I started watching meteors in the summer of 1961. I gave them little thought other than that they were streaks across the sky. People called them "shooting stars." I cringe when I hear that. It is an arduous task trying to explain to people who know nothing about astronomy that meteors have nothing to do with the stars. By 1962, I knew enough to know I was watching the Perseid meteor shower and that it peaked the night of August 11 and morning of August 12. The payoff came in 1964, in my cousin's backyard when I counted 351 meteors. They were falling like snowflakes in the east before dawn. Some were bright and left trails. Some exploded into pieces! Others were points of light, a sign they were coming straight at us. The finale came at dawn. It was daylight, and my cousin was yelling! I looked up to see a fireball, or bolide, the size of a half moon! It was a fitting climax to a night that turned into an orgasm of meteors!

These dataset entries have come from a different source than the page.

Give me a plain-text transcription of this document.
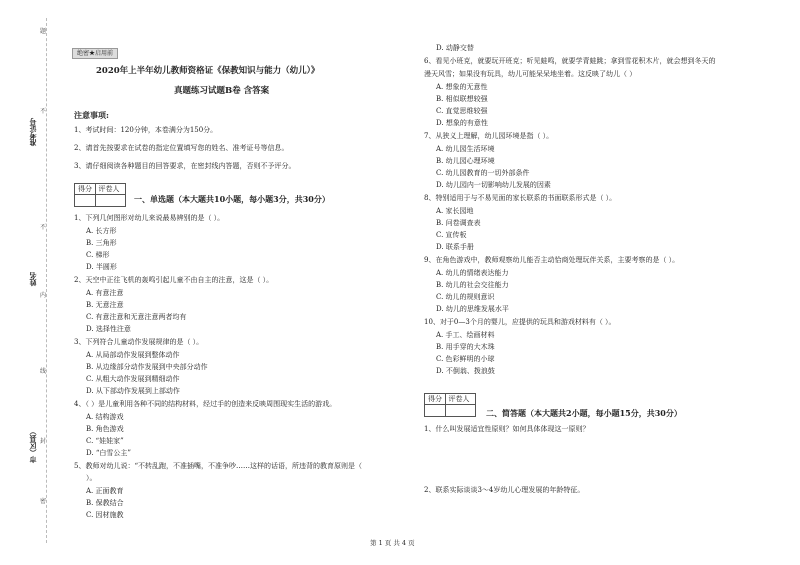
准考证号
姓名
市（区县）
题
不
不
内
线
封
密
绝密★启用前
2020年上半年幼儿教师资格证《保教知识与能力（幼儿）》
真题练习试题B卷 含答案
注意事项:
1、考试时间：120分钟，本卷满分为150分。
2、请首先按要求在试卷的指定位置填写您的姓名、准考证号等信息。
3、请仔细阅读各种题目的回答要求，在密封线内答题，否则不予评分。
得分 评卷人
一、单选题（本大题共10小题，每小题3分，共30分）
1、下列几何图形对幼儿来说最易辨别的是（ ）。
A. 长方形
B. 三角形
C. 梯形
D. 半圆形
2、天空中正往飞机的轰鸣引起儿童不由自主的注意，这是（ ）。
A. 有意注意
B. 无意注意
C. 有意注意和无意注意两者均有
D. 选择性注意
3、下列符合儿童动作发展规律的是（ ）。
A. 从局部动作发展到整体动作
B. 从边缘部分动作发展到中央部分动作
C. 从粗大动作发展到精细动作
D. 从下部动作发展到上部动作
4、（ ）是儿童利用各种不同的结构材料，经过手的创造来反映周围现实生活的游戏。
A. 结构游戏
B. 角色游戏
C. “娃娃家”
D. “白雪公主”
5、教师对幼儿说：“不转乱跑，不准插嘴，不准争吵……这样的话语，所违背的教育原则是（
）。
A. 正面教育
B. 保教结合
C. 因材施教
D. 动静交替
6、看见小班克，就要玩开班克；听见蛙鸣，就要学青蛙跳；拿到雪花积木片，就会想到冬天的
漫天风雪；如果没有玩具，幼儿可能呆呆地坐着。这反映了幼儿（ ）
A. 想象的无意性
B. 相似联想较强
C. 直觉思维较强
D. 想象的有意性
7、从狭义上理解，幼儿园环境是指（ ）。
A. 幼儿园生活环境
B. 幼儿园心理环境
C. 幼儿园教育的一切外部条件
D. 幼儿园内一切影响幼儿发展的因素
8、特别适用于与不易见面的家长联系的书面联系形式是（ ）。
A. 家长园地
B. 问卷调查表
C. 宣传板
D. 联系手册
9、在角色游戏中，教师观察幼儿能否主动恰商处理玩伴关系，主要考察的是（ ）。
A. 幼儿的情绪表达能力
B. 幼儿的社会交往能力
C. 幼儿的规则意识
D. 幼儿的思维发展水平
10、对于0—3个月的婴儿，应提供的玩具和游戏材料有（ ）。
A. 手工、绘画材料
B. 用手穿的大木珠
C. 色彩鲜明的小球
D. 不倒翁、拨浪鼓
得分 评卷人
二、简答题（本大题共2小题，每小题15分，共30分）
1、什么叫发展适宜性原则？如何具体体现这一原则？
2、联系实际谈谈3～4岁幼儿心理发展的年龄特征。
第 1 页 共 4 页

A meteor shower is a phenomenon in which meteors emanate from a point in the sky called a radiant. Most meteors are no larger than grains of sand. They originate from streams of debris left by comets. Showers occur when Earth crosses these streams.
Meteors appear to radiate from a single point because they travel in parallel paths. It is a matter of perspective. Meteor showers are named for the constellations in which their radiants appear. Radiants cross the sky as the earth rotates. More Perseids are seen toward morning because they meet us head-on.
Meteors heat up when they enter the atmosphere. They reach a temperature of 4000 degrees. Most are vaporized 50 miles up.
The International Astronomical Union defines a fireball as a meteor brighter than Venus. A bolide is a bright fireball.
7 meteor showers:
QUADRANTIDS - Peak January 3.
Only serious meteor buffs will be out on a cold night in January. And if the name of this shower sounds strange, it is because it is named after an extinct constellation. Its radiant is in the constellation Bootes. The meteroid stream is narrow, and high northern latitudes like Sweden offer the best observation. Quadrantids are faint.
LYRIDS - Peak April 21.
Associated with Comet Thatcher, the Lyrids were observed by the Chinese in 687 B.C. It is a modest shower with its radiant near Vega. The Lyrids flared up in 1982, producing 90 meteors an hour.
ETA AQUARIDS - Peak May 5.
These meteors are associated with Halley's Comet. The radiant is near the star Eta Aquarii. Some meteor showers get their names from stars. Australians have a better view since Aquarius is high in their sky. They see up to 40 an hour.
PERSEIDS - Peak August 11/12.
The Perseids is the best meteor shower because of its numbers and because of warm weather. It can be cloudy, however, and the moon can interfere. The action begins around midnight when the earth has turned in the right direction. The Perseids peak before dawn with the radiant high in the sky. A meteor is seen every minute, and they are fast! Trace them backward, and they originate from a point near Perseus' head. Counting meteors is a lazy man's sport. All you need is a lawn chair and some mosquito repellent. Look for dark skies in the open with few trees.
The Perseids are associated with Comet Swift-Tuttle. Debris stretches along its orbit. Swift-Tuttle returns every 130 years, last approaching in 1992. Perseids start on July 23 and continue through August 20. Pea-like bits enter Earth's atmosphere at 40 miles a second.
We do not see these bits. What we see is ionized air glowing around them. A meteor's direction matters, whether it is meeting us head-on or catching up with us from behind. The Perseids meet us head-on, which is why they are fast.
ORIONIDS - Peak October 20.
Yet another shower from the dust of Halley's Comet, the Orionids favor Southern Hemisphere observers. Orionids are beautiful because they fall against the background of bright winter stars. The radiant is close to Betelgeuse.
LEONIDS - Peak November 17.
The Leonids are associated with Comet Temple-Tuttle. That this prolific shower peaks November 17, is a shame because cold weather acts as a deterrent. The radiant is in Leo, inside the sickle. The Leonids are known for meteor storms, outbursts of 1000 or more meteors an hour. The storm of 1833 was so intense that people thought it was the end of the world. Joseph Smith, the founder of Mormonism, thought it heralded the second coming of Christ.
GEMINIDS - Peak December 13.
Geminids are caused by an asteroid. They are slow moving and believed to be increasing. The radiant is near Castor. 50-70 meteors an hour are possible. Cold nights tend to discourage.